Tribune libre – Pour une nouvelle donne agro-alimentaire et économique, Non à l’accord de libre-échange avec l’Indonésie


La crise de la COVID-19 nous pousse à repenser en profondeur notre organisation économique et sociale ainsi que nos habitudes de consommation. Elle a illustré la dépendance de notre économie à des chaînes complexes d’approvisionnement, notamment en ce qui concerne notre alimentation.

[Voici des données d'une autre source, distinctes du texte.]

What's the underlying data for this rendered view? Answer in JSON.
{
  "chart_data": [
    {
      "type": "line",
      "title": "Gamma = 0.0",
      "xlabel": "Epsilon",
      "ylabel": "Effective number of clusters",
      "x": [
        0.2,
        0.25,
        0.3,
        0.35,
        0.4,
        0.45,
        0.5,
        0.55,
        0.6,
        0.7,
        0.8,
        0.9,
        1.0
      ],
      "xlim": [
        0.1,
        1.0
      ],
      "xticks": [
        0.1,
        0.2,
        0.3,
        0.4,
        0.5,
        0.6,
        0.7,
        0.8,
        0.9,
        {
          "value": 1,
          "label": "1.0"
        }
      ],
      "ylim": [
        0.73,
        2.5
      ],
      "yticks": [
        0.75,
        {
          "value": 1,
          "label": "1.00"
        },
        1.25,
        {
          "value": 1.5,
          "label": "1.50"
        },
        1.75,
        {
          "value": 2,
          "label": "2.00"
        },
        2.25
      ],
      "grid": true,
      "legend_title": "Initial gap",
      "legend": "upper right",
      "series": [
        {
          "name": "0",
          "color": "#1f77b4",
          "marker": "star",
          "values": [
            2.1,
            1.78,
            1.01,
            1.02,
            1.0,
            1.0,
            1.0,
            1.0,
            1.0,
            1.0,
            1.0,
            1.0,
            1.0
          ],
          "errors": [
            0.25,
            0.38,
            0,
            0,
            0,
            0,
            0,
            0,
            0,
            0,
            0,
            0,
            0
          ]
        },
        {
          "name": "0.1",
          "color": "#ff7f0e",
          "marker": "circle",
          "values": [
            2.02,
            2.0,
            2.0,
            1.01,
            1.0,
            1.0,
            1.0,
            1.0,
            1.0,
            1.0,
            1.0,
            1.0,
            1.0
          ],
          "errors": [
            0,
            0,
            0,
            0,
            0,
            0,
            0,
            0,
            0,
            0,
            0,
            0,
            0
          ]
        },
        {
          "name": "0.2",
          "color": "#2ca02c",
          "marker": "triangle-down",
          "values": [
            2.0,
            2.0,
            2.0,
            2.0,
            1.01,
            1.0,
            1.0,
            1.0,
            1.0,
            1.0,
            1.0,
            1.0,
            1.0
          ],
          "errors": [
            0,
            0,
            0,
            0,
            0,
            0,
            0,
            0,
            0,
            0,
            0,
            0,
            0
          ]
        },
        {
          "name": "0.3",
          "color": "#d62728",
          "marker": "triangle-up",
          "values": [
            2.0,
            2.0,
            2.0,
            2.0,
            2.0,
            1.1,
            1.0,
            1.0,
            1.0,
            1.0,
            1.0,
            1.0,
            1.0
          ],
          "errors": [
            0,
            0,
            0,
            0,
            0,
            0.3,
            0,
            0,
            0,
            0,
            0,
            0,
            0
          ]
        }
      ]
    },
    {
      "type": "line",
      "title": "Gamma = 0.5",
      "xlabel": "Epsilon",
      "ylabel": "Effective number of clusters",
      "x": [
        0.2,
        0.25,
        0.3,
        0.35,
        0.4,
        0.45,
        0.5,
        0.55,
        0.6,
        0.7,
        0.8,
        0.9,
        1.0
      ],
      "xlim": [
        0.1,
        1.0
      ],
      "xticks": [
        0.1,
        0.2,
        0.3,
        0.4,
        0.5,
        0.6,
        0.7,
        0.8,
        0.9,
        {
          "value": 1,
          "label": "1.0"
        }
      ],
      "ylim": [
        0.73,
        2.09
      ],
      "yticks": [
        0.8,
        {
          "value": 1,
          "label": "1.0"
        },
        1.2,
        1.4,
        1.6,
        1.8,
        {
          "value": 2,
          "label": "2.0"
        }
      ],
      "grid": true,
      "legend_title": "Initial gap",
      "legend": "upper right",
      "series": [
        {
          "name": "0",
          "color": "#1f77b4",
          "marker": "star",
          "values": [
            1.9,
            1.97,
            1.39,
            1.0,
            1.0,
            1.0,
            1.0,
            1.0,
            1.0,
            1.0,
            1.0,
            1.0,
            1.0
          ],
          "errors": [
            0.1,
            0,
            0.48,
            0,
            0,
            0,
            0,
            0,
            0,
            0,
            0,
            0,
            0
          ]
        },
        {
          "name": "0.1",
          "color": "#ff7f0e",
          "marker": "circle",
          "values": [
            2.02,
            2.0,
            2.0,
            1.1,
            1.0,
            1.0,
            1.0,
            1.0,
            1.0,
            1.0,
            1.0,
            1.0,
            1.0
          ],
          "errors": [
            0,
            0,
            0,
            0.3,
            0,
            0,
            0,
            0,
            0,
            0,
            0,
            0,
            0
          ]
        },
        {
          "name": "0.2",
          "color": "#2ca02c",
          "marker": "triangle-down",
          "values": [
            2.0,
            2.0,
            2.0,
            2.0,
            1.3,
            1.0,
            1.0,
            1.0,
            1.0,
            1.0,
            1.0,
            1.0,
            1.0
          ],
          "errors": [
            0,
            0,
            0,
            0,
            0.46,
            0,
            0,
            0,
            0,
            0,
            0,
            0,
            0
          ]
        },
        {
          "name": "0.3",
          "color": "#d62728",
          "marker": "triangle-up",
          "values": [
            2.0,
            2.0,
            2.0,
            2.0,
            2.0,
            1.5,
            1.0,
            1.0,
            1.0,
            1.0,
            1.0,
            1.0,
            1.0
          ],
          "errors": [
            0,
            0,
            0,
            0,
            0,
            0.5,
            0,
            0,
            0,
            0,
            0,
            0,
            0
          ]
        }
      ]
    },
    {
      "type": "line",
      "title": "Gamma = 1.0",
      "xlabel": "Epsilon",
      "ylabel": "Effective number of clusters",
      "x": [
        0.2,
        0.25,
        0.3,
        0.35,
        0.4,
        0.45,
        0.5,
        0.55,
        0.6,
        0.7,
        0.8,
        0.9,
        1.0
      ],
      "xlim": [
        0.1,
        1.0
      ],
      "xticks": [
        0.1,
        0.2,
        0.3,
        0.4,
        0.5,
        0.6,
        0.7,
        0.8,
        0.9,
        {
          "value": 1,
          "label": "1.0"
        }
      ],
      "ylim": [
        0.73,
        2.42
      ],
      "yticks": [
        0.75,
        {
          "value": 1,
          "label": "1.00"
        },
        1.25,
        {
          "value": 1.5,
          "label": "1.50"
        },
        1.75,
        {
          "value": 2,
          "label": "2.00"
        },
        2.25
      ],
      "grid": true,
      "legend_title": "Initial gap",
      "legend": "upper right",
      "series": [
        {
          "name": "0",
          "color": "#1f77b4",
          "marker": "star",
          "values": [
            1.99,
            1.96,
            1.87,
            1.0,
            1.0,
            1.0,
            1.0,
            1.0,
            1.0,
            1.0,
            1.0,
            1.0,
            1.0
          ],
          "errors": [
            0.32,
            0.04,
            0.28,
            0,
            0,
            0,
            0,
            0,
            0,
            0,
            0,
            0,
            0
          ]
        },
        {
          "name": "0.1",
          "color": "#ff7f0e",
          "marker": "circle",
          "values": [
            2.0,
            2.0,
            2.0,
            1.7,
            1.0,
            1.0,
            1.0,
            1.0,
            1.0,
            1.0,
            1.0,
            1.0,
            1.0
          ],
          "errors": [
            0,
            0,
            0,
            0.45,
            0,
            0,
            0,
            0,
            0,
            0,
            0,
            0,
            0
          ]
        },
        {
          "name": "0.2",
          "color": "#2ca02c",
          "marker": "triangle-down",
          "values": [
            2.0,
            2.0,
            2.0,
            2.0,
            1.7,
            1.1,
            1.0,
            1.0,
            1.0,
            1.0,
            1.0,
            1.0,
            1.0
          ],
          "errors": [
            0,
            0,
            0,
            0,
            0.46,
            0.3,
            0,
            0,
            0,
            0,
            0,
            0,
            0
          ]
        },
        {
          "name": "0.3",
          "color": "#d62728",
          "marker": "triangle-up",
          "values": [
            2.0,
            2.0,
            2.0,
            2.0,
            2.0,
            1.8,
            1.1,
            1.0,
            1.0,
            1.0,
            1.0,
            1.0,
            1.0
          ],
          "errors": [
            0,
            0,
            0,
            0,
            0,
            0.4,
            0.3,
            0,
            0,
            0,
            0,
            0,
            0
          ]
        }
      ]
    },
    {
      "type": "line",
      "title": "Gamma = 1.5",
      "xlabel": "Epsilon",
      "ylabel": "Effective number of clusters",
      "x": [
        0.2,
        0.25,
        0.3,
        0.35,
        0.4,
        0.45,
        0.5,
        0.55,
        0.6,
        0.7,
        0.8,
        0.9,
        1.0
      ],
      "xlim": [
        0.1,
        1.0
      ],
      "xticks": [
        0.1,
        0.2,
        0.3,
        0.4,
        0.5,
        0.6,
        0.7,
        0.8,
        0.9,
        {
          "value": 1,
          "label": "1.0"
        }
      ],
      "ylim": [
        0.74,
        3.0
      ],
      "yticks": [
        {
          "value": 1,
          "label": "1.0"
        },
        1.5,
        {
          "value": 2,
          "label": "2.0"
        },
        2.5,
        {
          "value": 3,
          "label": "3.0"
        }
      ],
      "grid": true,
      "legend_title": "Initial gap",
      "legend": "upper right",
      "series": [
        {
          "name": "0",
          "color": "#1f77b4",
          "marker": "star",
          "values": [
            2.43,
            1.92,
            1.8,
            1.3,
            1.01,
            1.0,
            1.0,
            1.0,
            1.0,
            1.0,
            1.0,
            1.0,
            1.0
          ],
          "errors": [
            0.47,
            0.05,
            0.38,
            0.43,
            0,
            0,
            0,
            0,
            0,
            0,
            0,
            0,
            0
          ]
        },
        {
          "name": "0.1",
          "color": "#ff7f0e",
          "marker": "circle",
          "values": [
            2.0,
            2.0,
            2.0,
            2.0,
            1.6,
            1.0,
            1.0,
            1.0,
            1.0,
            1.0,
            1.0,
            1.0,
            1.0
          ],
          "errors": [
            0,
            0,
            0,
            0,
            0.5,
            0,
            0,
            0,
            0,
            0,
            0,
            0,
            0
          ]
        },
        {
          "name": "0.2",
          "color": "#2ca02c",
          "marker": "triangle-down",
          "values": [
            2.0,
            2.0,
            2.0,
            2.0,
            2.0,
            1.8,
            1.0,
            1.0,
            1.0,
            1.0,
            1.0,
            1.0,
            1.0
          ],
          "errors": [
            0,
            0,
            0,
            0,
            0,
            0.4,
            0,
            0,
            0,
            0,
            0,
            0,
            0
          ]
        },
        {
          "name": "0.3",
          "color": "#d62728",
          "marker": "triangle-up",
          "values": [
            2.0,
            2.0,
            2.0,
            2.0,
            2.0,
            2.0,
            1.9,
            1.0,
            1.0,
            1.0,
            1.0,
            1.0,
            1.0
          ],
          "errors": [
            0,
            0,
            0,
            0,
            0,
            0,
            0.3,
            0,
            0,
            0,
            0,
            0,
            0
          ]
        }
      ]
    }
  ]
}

C’est un fait établi, notamment par l’Organisation mondiale de la santé : nous mangeons trop de matières grasses (saturées), trop de glucides (raffinés) et trop de produits carnés, plus ou moins cancérigènes. Pour s’orienter vers un système alimentaire à la fois plus sain et plus durable, l’humanité devrait notamment réduire sa consommation de viande. Les régimes alimentaires qui réduisent la survenue des maladies chroniques et dégénératives ont aussi des effets bénéfiques sur l’environnement. En effet, dans cette optique, nos vaches ne sont plus vouées à être gavées de soja. On évite aussi la sur-fertilisation ûue à une quantité toujours plus importante de bétail à nourrir. Nous devons renforcer notre souveraineté alimentaire en privilégiant une production locale de qualité, elle même source d’emplois pour notre agriculture et nos artisan-e-s. Le combat contre la concurrence faussée (inégale) sera décisive pour la survie de l’agriculture dans tous les pays. Le commerce équitable, et le respect des normes sociales et environnementales qui le fonde, doit rester le cadre de référence pour les échanges. Car les importations de biens alimentaires sont vouées aussi à perdurer.

Le référendum de l’huile de palme

Le 7 mars, les Suisses voteront sur un accord de libre-échange avec l’Indonésie. Parce qu’il touche à ces différentes problématiques et à de juteux enjeux financiers, cet accord fait couler beaucoup d’encre. Il vise à faciliter les échanges commerciaux avec ce pays d’Asie du Sud-Est – membre du G20, première économie de l’ASEAN et quatrième pays le plus peuplé au monde, – qui a connu une croissance économique élevée et régulière ces vingt dernières années. L’Indonésie est appelée à devenir un partenaire économique de plus en plus incontournable pour la Suisse. Défendu par le Conseil fédéral, le traité est soutenu dans de nombreux secteurs économiques et par la majorité de droite du parlement. Les fromages, les produits pharmaceutiques ou les montres suisses exportés en Indonésie ne seront, par exemple, plus soumis à des droits de douanes. L’accord est contesté par référendum.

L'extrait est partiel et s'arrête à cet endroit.